The schedule is pushed back as we experience delays but we have to get this game out for Christmas as that is the killer selling season. Well, they are bringing around guests from various companies, like Midway, Blockbuster and other ones they don't tell us about and we're thinking they have to be trying to sell this crappy little company. Little did we know how true that would be the following year. As I finally start wrapping up all the details Mike and others tell me how hard it is to pass the Nintendo submission for a game and that the game will probably be rejected at least twice especially since it's such a direct copy of Mario Paint. I'm sweating trying to get all of these details in and they drop a bomb... oh, we're not going to include any mouse with the package now (err cost too high, um hardware guys didn't work out, blah blah blah) so the kids will have to buy the MarioPaint mouse or use the control pad. 

They tell me the game will still sell really well and for each copy I get royalties (supposedly a quarter for every copy sold). Again, being naive, I believe them and squash every bug I can to make this really solid and get out to market fast. FINALLY, they convince me it's solid enough and they are going to submit it to Nintendo. I sweat it out while trying to find bugs that would get the game kicked back (being that Nintendo is so picky). We wait a couple of weeks and finally hear back from them surprisingly soon and thought there must be some obvious bugs for them to kick it back to us so quickly. Nope, they passed it! On the first submission! 
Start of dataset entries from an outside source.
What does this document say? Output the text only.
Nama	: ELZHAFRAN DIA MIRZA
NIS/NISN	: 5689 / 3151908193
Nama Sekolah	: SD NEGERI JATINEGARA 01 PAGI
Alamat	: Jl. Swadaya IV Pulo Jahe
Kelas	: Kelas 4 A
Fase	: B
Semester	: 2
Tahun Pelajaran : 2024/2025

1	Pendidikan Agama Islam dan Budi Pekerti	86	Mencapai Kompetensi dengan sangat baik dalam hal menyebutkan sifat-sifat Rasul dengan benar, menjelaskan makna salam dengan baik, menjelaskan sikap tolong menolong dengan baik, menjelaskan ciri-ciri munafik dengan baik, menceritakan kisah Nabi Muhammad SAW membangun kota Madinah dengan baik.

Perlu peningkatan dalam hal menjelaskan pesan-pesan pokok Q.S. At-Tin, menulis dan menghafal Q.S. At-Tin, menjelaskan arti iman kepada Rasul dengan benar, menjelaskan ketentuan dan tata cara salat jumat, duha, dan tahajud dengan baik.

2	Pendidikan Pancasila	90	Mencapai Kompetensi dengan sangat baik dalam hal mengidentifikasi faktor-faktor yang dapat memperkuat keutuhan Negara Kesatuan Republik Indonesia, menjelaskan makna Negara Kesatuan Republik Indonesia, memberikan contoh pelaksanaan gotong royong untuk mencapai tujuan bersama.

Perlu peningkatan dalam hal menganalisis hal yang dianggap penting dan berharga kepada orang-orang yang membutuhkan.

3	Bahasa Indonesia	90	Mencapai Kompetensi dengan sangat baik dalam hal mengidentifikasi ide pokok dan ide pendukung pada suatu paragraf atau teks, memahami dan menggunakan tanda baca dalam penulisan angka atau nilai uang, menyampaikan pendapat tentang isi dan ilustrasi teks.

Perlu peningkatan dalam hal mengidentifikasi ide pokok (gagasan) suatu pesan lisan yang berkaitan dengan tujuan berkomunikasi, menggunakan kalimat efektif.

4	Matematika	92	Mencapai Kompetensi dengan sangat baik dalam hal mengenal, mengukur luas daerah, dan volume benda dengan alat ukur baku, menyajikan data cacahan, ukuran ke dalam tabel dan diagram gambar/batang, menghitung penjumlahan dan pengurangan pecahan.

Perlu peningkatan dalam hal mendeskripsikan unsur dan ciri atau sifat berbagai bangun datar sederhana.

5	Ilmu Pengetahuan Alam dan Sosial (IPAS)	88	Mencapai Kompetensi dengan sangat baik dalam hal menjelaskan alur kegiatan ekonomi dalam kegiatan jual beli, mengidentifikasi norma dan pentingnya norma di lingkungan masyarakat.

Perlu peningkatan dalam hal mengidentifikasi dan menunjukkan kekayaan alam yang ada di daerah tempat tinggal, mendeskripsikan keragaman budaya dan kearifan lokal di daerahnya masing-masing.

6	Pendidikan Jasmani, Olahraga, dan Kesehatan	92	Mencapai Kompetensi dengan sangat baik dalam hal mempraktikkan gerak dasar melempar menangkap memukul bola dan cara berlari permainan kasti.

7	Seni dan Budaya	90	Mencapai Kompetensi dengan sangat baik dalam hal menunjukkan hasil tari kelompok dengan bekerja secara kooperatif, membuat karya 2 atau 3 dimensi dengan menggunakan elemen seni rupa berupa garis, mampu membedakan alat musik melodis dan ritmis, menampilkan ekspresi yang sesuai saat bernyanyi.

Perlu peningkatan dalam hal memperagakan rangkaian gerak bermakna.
I'm elated as this thing will get out well before Christmas and hopefully someone will have a mouse to play this with and might find some enjoyment in it and make me some of my first royalties. Then they tell me not to worry about Christmas. I ask about royalties and when I might see some and good ole Mike Abbott tells me that it takes at least six months before they get money but it doesn't matter anyways because I won't be getting any... they sold it as an exclusive title to BlockBuster so it's not a commercial product that will earn royalties! I'm thinking.. Fuck!... well I don't have anything on paper and I'm just some lowly programmer so I have no leverage... but at least I'll get to work on a real game next and hopefully on the Genesis which has a much better processor and is really fun to program on. Boy there are a thousand great ideas we have and we're ready to really make something kick ass! 

So Abbott invites me into his office and says congratulations on finishing Fun 'N Games!... now we really need someone to do Troy Aikman Football for the Genesis and no one else is available... (Fuuuuuuuuuucckk!)